Imagine for a moment what that might mean to you... maybe fewer clothes, fewer games and magazines, fewer devices and chargers, less beauty products, fewer batteries and light bulbs... maybe it would be a smaller home or fewer cars, or maybe no car? I could go on, but you get the point.
A few years ago, my husband and I came to a powerful realization, that there was more to life than paying monthly bills that created stress in order to have a lot of nice things that we barely used.
We had new toys sitting on shelves that were getting dusty, that had never been played with. We had books and magazines that would sit for weeks without being read. Our cupboards were always jam packed with food and other items that sat for months without being consumed. We had clothes that never got worn.
So, with a growing family in tow, we decided to sell up and downsize. We gave up our large forever home and at least half of our worldly possessions in exchange for a smaller amount of space and a simpler life.
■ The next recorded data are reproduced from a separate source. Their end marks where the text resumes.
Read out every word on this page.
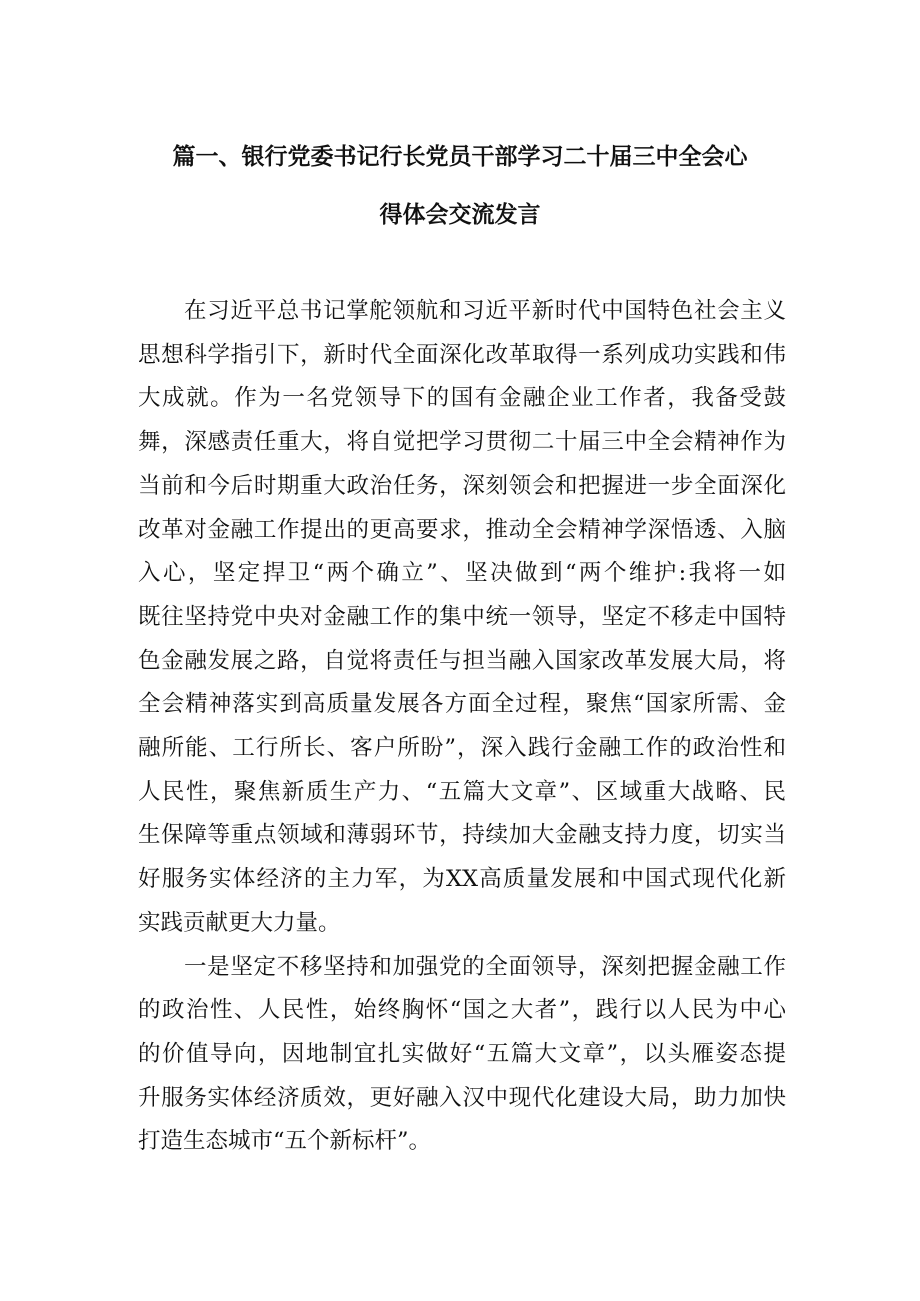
篇一、银行党委书记行长党员干部学习二十届三中全会心
得体会交流发言
在习近平总书记掌舵领航和习近平新时代中国特色社会主义
思想科学指引下，新时代全面深化改革取得一系列成功实践和伟
大成就。作为一名党领导下的国有金融企业工作者，我备受鼓
舞，深感责任重大，将自觉把学习贯彻二十届三中全会精神作为
当前和今后时期重大政治任务，深刻领会和把握进一步全面深化
改革对金融工作提出的更高要求，推动全会精神学深悟透、入脑
入心，坚定捍卫“两个确立”、坚决做到“两个维护:我将一如
既往坚持党中央对金融工作的集中统一领导，坚定不移走中国特
色金融发展之路，自觉将责任与担当融入国家改革发展大局，将
全会精神落实到高质量发展各方面全过程，聚焦“国家所需、金
融所能、工行所长、客户所盼”，深入践行金融工作的政治性和
人民性，聚焦新质生产力、“五篇大文章”、区域重大战略、民
生保障等重点领域和薄弱环节，持续加大金融支持力度，切实当
好服务实体经济的主力军，为XX高质量发展和中国式现代化新
实践贡献更大力量。
一是坚定不移坚持和加强党的全面领导，深刻把握金融工作
的政治性、人民性，始终胸怀“国之大者”，践行以人民为中心
的价值导向，因地制宜扎实做好“五篇大文章”，以头雁姿态提
升服务实体经济质效，更好融入汉中现代化建设大局，助力加快
打造生态城市“五个新标杆”。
Like any big change, it was challenging at first, but bit by bit it has became easier to the point where we love the increased ease and (ironically) space! it creates in our lives. There is a distinct freedom, an unburdening and a great lightness that comes along with it.
I've often wondered where our need for more comes from and why more is often perceived as better? I imagine the answers to these questions vary greatly for all of us.
Certainly the idea of downsizing and having less comes with baggage.
It suggests going backwards, regressing, shrinking. We often hear the word used in the context of a recession, and people losing their jobs. It's frequently used in the context of seniors and retirement, suggesting that there is a right time to downsize when we're no longer able to maintain things or in need of as much space.
We come to a realization late in life, when we become more aware of our own mortality, about the things that matter most to us and are important to us. Up until that point, many of us work long tireless hours, in jobs we are not passionate about, to earn more money, to pay larger bills, to buy things we don't need.
This kind of realization is a like an awakening from a long deep sleep.
Being aware of our mortality can lead to an awakening to the true beauty and uniqueness of each moment. We become more keenly aware of the miracle of an ordinary day. We see all that life is and what a gift we've been given. We begin to stir and shift in ourselves. We feel a connection to nature and all of life around us. Life becomes magical and unknowing.
If you knew your time was limited on earth, or you recognized your own mortality sooner in life, would you make any changes? Would you do things differently?
One of my mentors said to me (let's just say recently!) by the time you turn 40, if you're not thinking about death (and the truly short span of life that you have to live on this planet) at least once a day, you may just miss out on this great adventure we call life.
I thank my lucky stars that before I turned 40 I came to some powerful and wakeful realizations about life and what really matters. I'm full of gratitude to be living a life with more awareness, more acceptance, more curiosity and more energy and passion for life!
These 10 realizations have made me more confident with who I am and where I am in life. Perhaps they will resonate with you?
1# Being a hyper-busy, multi-tasking doer, does not lead to greater success in life.
2# Working night and day because you have too many bills to pay is futile.
3# The more space we have, the more we fill it with things we don't need.
4# Nothing can be done about yesterday or tomorrow, but we can live for today.
5# Life is not a relay race. The faster we run, the less we achieve.
6# Striving for more money to buy more things, does not equal more happiness.
7# Our emotional, physical and spiritual health should be our no. 1 priority.
8# Slowing down and taking time to do nothing makes us better humans.
9# Turning towards adversity and pain is the best way to get through them.
10# We already have everything we need to be happy, right here and now.
The truth is, I love knowing that every day is a brand new opportunity to wake up to what we have. To see how lucky we truly are.
I remember the moment when I had this realization too:
When we do things because we love to do them, and not because we feel we need to do them, suddenly there's a shift. We become stronger, more resilient and better people. And when that happens, all those around us benefit and feel the positive impact. Imagine the possibilities of creating that positive impact everyday in your work and life.
What do you think about some of these realizations? What realizations have you had that have changed life for the better? I'd love to know.